The **Project Settings API** manages the project's top-level configuration: general settings, the project Secret Key, and per-platform store credentials (App Store shared secret / Connect API keys, Play Store service account key).

## Key concepts

* **General settings** — Project display name and optional proxy URLs (`proxy_url` for SDK traffic, `rtdn_proxy_url` for Play Store RTDN callbacks).
* **Secret rotation** — `POST /v4/project-settings/regenerate-secret` rotates the `sk_…` key.
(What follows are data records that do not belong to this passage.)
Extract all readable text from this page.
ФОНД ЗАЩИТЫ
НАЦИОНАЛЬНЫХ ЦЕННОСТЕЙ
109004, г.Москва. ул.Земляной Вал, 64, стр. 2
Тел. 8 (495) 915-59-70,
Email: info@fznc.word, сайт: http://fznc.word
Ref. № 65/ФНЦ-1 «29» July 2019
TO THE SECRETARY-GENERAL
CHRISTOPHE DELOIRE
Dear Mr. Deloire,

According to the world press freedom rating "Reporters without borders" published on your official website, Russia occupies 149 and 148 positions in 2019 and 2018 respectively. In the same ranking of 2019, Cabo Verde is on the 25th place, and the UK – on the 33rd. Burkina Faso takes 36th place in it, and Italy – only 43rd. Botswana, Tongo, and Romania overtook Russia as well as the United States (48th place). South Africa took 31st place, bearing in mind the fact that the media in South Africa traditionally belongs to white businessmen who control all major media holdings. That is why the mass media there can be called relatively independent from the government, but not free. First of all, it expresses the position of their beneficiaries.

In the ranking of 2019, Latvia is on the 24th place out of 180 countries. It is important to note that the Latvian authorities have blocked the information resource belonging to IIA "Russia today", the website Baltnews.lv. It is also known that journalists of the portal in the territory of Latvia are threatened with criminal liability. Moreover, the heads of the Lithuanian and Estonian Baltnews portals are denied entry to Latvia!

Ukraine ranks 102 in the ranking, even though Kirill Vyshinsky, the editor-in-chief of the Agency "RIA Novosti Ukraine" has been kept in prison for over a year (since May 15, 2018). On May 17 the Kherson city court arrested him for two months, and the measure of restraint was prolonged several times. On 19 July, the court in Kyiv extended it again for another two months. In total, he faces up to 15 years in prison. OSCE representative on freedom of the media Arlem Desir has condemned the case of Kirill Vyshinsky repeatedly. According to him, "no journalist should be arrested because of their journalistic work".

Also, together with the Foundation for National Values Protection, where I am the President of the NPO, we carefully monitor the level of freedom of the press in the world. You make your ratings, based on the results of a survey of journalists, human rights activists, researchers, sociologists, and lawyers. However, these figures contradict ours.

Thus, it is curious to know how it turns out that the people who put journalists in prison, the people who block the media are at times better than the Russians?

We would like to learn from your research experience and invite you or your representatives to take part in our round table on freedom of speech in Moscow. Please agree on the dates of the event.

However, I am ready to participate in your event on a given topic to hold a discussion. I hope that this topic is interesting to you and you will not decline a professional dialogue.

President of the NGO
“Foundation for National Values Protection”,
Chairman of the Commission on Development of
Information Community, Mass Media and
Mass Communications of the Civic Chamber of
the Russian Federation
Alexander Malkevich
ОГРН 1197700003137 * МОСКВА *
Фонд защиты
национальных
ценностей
The old key is revoked; clients may see a short grace period (seconds) while internal caches expire.
* **Store config** — `GET` / `POST /v4/project-settings/stores/{platform}` where `platform` is `apple` or `google`. Stripe store config is not exposed via this API. Apple requires the App Store Connect API triplet (`connect_key_identifier` + `connect_private_key` + `connect_issuer_id`) to be sent together; same for the In-App Purchase API triplet (`iap_key_identifier` + `iap_private_key` + `iap_issuer_id`). Submitting only 1–2 of a triplet returns 422.

## Available endpoints

| Method | Endpoint                              | Description                                      | Status |
| ------ | ------------------------------------- | ------------------------------------------------ | ------ |
| GET    | `/project-settings`                   | Get project settings                             | New    |
| PATCH  | `/project-settings`                   | Update project settings                          | New    |
| POST   | `/project-settings/regenerate-secret` | Regenerate project secret key                    | New    |
| GET    | `/project-settings/stores/{platform}` | Get store configuration (`apple` or `google`)    | New    |
| POST   | `/project-settings/stores/{platform}` | Update store configuration (`apple` or `google`) | New    |

## Sensitive fields

Secrets (Apple shared secret, Apple Connect/IAP private keys, Google service account key) are **never returned** in `GET` responses. Instead the response includes boolean flags — `has_shared_secret`, `has_connect_private_key`, `has_iap_private_key`, `has_service_account_key` — that tell you whether the value is set.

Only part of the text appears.